Sebagaimana kedua orang tuanya, Ismail AS pun kemudian melempari iblis yang mendatanginya dengan batu. Pelemparan kali ini yang disebut sebagai jumrah Aqabah. Berkat keteguhan Nabi Ibrahim AS dan keluarganya, mereka berhasil menghadapi dan melewati ujian dari Allah.

Oleh karena itu Allah pun menebus penyembelihan Ismail AS. Dengan segala kuasa-Nya, Allah menukar Ismail AS dengan seekor domba.
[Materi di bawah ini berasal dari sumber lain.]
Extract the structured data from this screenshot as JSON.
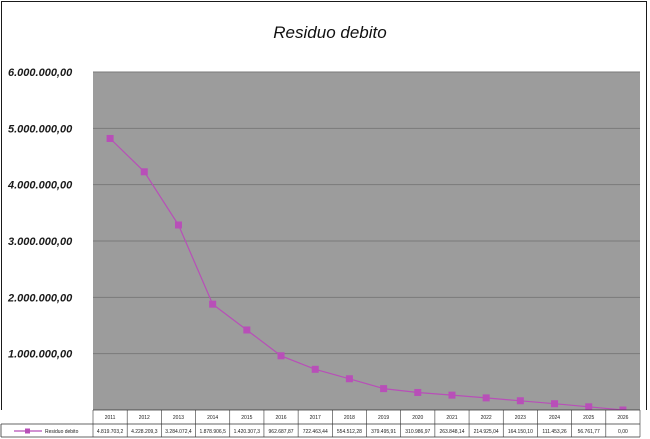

Hal tersebut yang menjadikan lempar jumrah kemudian dilakukan turun-temurun ketika ibadah haji sebagai simbol kemenangan manusia terhadap godaan syaitan atau iblis yang terkutuk.

Ketentuan Melempar jumrah

Melempar jumrah sejumlah tiga kali perlu dilakukan selama menetap dua atau tiga hari di Mina dan waktu tepatnya adalah setelah matahari tergelincir. Dinukil dari buku Sejarah Ka'bah yang ditulis oleh Prof. Dr. Ali Husni Al-Kharbuthli, tata cara melempar jumrah dimulai dari jumrah Ula atau jumrah yang jaraknya paling jauh dari Mekkah.

Setelah itu, baru disusul oleh jumrah Wustha dan juga jumrah Aqabah. Penting diketahui bahwa pada setiap jumrah, jemaah perlu lemparkan tujuh batu kecil secara berurutan sembari bertakbir pada setiap lemparannya.

Selain itu dianjurkan untuk berdiri sejenak dan berdoa setelah jumrah Ula dan jumrah Wustha. Keadaan tersebut merupakan salah satu waktu mustajab. Bagi siapa saja yang berdoa bersungguh-sungguh akan mendapatkan ridho dari Allah dan ijabah doanya.

Menurut aturan yang berlaku, apabila seseorang menghendaki untuk menetap selama dua hari saja, maka sebaiknya meninggalkan Mina sebelum matahari terbenam di hari kedua (nafar awwal). Lantas, jika ternyata matahari telah terbenam sebelum seseorang keluar dari batas Mina, diutamakan untuk bermalam lagi pada malam hari ketiga dan kembali melempar jumrah pada hari ketiga itu (nafar tsani).

Adapun bagi jemaah yang sakit atau dalam keadaan lemah, boleh diwakilkan oleh orang lain. Bagi siapa saja yang mewakili orang lain diprioritaskan melempar jumrah untuk dirinya sendiri terlebih dahulu, barulah melemparkan untuk orang yang diwakili olehnya. Hal tersebut dapat dilakukan sekaligus dalam satu tempat jumrah.

Itulah sejarah singkat mengenai lempar jumrah yang dilaksanakan ketika ibadah haji dan umrah. Dengan melaksanakan lempar jumrah, umat muslim dapat terus mengabadikan kisah Nabi Ibrahim AS dan keluarganya dalam memperjuangkan perintah Allah dan memerangi hawa nafsu.